Today I was talking to a business colleague on the phone when I had to disconnect because I was switching from car to phone. They didn’t realize that I could still hear the conversation that they were having in the background, and even though nothing was said that was inappropriate (just honest and authentic) they felt badly that I had heard it….unfiltered.

How many times do we say “I’m going to say this wrong … and sorry” before we start a sentence about fill in the blank (diversity, disability, race, culture, language…..) OR we decide not to have a conversation at all.

What if we had more conversations that were “unfiltered” and authentic about fill in the blank here.
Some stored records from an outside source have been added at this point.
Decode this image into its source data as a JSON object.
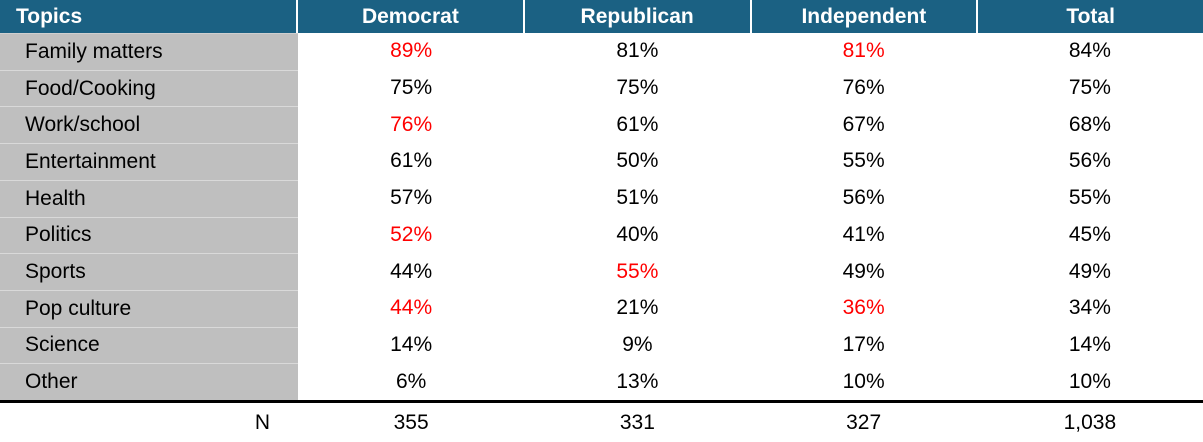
{
  "colors": {
    "header_bg": "#1B6183",
    "header_text": "#FFFFFF",
    "topic_column_bg": "#BFBFBF",
    "row_divider": "#D9D9D9",
    "highlight_red": "#FF0000",
    "body_text": "#000000",
    "footer_rule": "#000000"
  },
  "chart_data": {
    "type": "table",
    "columns": [
      "Topics",
      "Democrat",
      "Republican",
      "Independent",
      "Total"
    ],
    "rows": [
      [
        "Family matters",
        "89%",
        "81%",
        "81%",
        "84%"
      ],
      [
        "Food/Cooking",
        "75%",
        "75%",
        "76%",
        "75%"
      ],
      [
        "Work/school",
        "76%",
        "61%",
        "67%",
        "68%"
      ],
      [
        "Entertainment",
        "61%",
        "50%",
        "55%",
        "56%"
      ],
      [
        "Health",
        "57%",
        "51%",
        "56%",
        "55%"
      ],
      [
        "Politics",
        "52%",
        "40%",
        "41%",
        "45%"
      ],
      [
        "Sports",
        "44%",
        "55%",
        "49%",
        "49%"
      ],
      [
        "Pop culture",
        "44%",
        "21%",
        "36%",
        "34%"
      ],
      [
        "Science",
        "14%",
        "9%",
        "17%",
        "14%"
      ],
      [
        "Other",
        "6%",
        "13%",
        "10%",
        "10%"
      ]
    ],
    "footer_row": [
      "N",
      "355",
      "331",
      "327",
      "1,038"
    ],
    "red_cells": [
      [
        0,
        1
      ],
      [
        0,
        3
      ],
      [
        2,
        1
      ],
      [
        5,
        1
      ],
      [
        6,
        2
      ],
      [
        7,
        1
      ],
      [
        7,
        3
      ]
    ],
    "legend_note_red_means": "highlighted value",
    "grid": "topic column shaded gray, black rule above N row"
  }
}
What if we all started to say what we actually feel, hear, see, experience about complex and ever-changing subjects like fill in the blank? Is it possible that we may start to break down some of the physical, cognitive, social and emotional rigidity that people face if they don’t know what to say, or do or how to react?
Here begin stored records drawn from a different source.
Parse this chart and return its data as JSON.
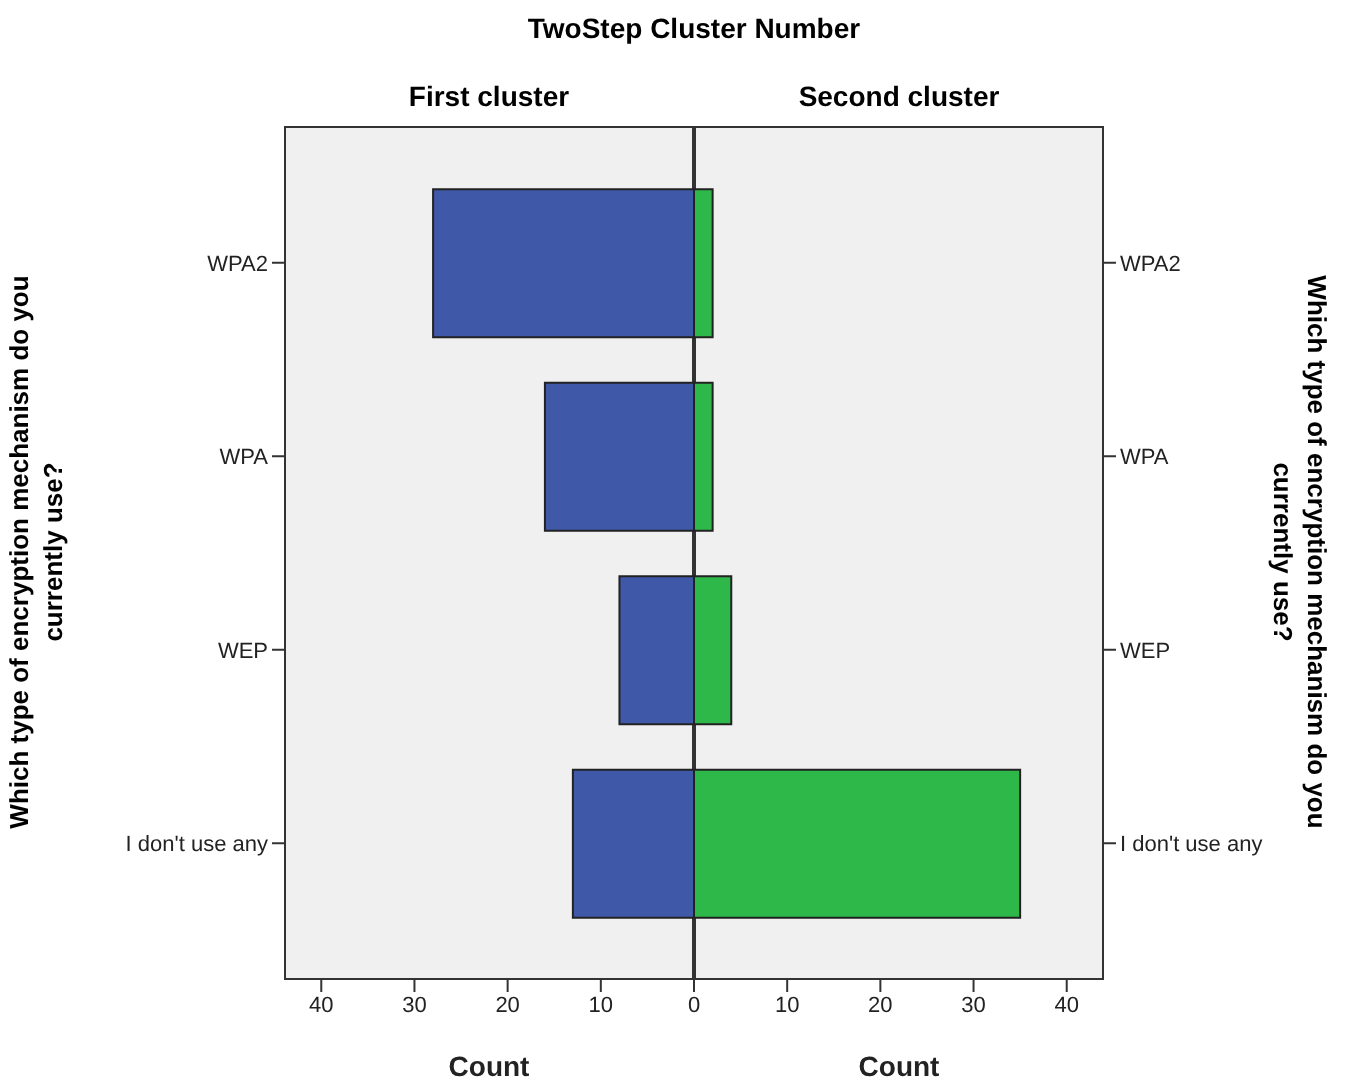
{
  "chart_data": [
    {
      "type": "bar",
      "orientation": "horizontal",
      "title": "TwoStep Cluster Number",
      "subtitle": "First cluster",
      "xlabel": "Count",
      "ylabel": "Which type of encryption mechanism do you currently use?",
      "categories": [
        "WPA2",
        "WPA",
        "WEP",
        "I don't use any"
      ],
      "values": [
        28,
        16,
        8,
        13
      ],
      "color": "#3f58a8",
      "xlim": [
        44,
        0
      ],
      "xticks": [
        40,
        30,
        20,
        10,
        {
          "value": 0,
          "label": null
        }
      ]
    },
    {
      "type": "bar",
      "orientation": "horizontal",
      "subtitle": "Second cluster",
      "xlabel": "Count",
      "ylabel": "Which type of encryption mechanism do you currently use?",
      "categories": [
        "WPA2",
        "WPA",
        "WEP",
        "I don't use any"
      ],
      "values": [
        2,
        2,
        4,
        35
      ],
      "color": "#2fb84a",
      "xlim": [
        0,
        44
      ],
      "xticks": [
        0,
        10,
        20,
        30,
        40
      ]
    }
  ]
}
Is it possible that when we open the door for authenticity that the person or people across from us might say…” I have been waiting to ask that same question, or I thought I was the only one who didn’t know… or I thought no one would understand… or I thought people might judge what I said or how I said it instead of what I intended to say”.
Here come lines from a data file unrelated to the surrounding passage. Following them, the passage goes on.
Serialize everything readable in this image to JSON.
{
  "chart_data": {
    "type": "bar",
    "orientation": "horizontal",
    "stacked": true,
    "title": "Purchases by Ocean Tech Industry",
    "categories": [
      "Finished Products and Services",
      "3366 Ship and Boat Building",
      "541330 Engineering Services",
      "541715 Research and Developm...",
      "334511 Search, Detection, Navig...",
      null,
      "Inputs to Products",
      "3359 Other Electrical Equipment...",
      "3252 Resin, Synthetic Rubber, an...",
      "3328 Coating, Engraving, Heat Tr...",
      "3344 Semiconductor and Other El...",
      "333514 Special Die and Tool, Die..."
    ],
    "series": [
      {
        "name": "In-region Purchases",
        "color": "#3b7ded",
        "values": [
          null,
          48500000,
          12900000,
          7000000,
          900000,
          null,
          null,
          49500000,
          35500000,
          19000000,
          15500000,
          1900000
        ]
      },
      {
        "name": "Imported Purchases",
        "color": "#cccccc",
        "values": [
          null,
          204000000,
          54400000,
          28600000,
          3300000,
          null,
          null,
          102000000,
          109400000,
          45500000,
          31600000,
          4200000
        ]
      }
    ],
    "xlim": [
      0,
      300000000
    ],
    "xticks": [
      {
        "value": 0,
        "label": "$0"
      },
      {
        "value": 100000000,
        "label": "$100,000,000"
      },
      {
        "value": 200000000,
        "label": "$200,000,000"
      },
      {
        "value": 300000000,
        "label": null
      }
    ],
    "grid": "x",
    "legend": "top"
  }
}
Human beings are so driven to belong that we turn away from conversations that make us feel uncomfortable, disconnected and socially isolated. What if we made space for people to share what they feel, stumble a little while they try to find the words, what if before we jump in with judgement or support or comment we took time to watch, listen and really hear the intention.

 

It is part of the wonder of childhood … before we put all those filters on, we ask (sometimes 100 times), we are curious, we navigate poorly, we fall down, we get messy, we change direction and we adapt.

And over time we learn not to … fall down, get messy, change direction, navigate in new space, ask…

Right now there are millions of people who say nothing…afraid to fall down, change direction or navigate new space, get messy, afraid to do or say something wrong…they say nothing.

Even as I am writing this I am “considering my words”, what will you think? Should I start with “I am going to say this wrong” to justify saying it at all?

And then I come back to intention …  I know mine.

What is your _____________?

Time for #curiouskindess and understanding.